# Getting into kitless fountain pens



## Sebrich (Feb 12, 2017)

I would like to get into kitless Fountain pens, could anyone help me with what exactly I need for the whole process? What materials would you recommend? Tips on making the pen would be helpful too. Thank you in advance - Sebastian


----------



## dthayer (Feb 12, 2017)

Howdy!

I've never done one (want to sometime, though) but I found what looks like a good tutorial in the library section: Kitless Fountain Pen Tutorial.

Good luck!


----------



## mredburn (Feb 12, 2017)

1- Draw the pen you want to build. It doesnt have to be a cad drawing to work.
2- Decide on dimensions,  lengths, diameters inside and out. (ID and OD)
3- At some point choose a brand of Fountain Pen nib and feed you want to use.
Figure out where the threads have to go and what ID and OD you will need for them
Figure out how to hold it while you make it. 

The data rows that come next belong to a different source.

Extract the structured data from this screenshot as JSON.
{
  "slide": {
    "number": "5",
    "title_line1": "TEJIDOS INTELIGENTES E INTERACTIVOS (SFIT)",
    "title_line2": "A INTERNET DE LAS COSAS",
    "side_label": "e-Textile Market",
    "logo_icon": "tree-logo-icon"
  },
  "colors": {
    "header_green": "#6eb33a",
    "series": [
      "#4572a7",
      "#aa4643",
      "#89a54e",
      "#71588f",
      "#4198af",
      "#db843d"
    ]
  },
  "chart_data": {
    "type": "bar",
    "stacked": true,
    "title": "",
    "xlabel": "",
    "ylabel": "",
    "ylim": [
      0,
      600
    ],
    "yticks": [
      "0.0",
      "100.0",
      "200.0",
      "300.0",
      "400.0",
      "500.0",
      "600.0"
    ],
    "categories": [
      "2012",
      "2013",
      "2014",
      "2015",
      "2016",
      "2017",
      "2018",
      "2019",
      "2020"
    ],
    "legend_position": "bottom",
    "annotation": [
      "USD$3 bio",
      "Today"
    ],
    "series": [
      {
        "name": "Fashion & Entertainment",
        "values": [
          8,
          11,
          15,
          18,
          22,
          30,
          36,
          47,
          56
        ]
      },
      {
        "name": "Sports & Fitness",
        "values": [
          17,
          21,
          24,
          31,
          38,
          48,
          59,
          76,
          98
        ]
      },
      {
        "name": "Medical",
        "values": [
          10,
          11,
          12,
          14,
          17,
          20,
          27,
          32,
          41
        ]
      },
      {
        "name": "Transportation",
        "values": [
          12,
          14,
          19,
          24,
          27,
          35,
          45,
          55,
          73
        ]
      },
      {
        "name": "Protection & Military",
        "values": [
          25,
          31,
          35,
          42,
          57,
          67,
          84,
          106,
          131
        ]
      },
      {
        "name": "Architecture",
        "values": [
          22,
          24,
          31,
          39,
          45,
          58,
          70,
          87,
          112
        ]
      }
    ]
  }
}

Drawing the pen will help you focus on the relationships between the parts. If you make one bigger does it make something else bigger or?  For metric you can subtract the Pitch from the diameter to get the hole size you need and for the Tenon that will be threaded. Subtract about .2mm from the diameter.  
Alumilite blanks, aluminum, Ebonite are good materials to make a kitless pen.


----------



## jttheclockman (Feb 12, 2017)

dthayer said:


> Howdy!
> 
> I've never done one (want to sometime, though) but I found what looks like a good tutorial in the library section: Kitless Fountain Pen Tutorial.
> 
> Good luck!



This is a great tutorial and there are great tips in there. Amazing what is in the library here.


----------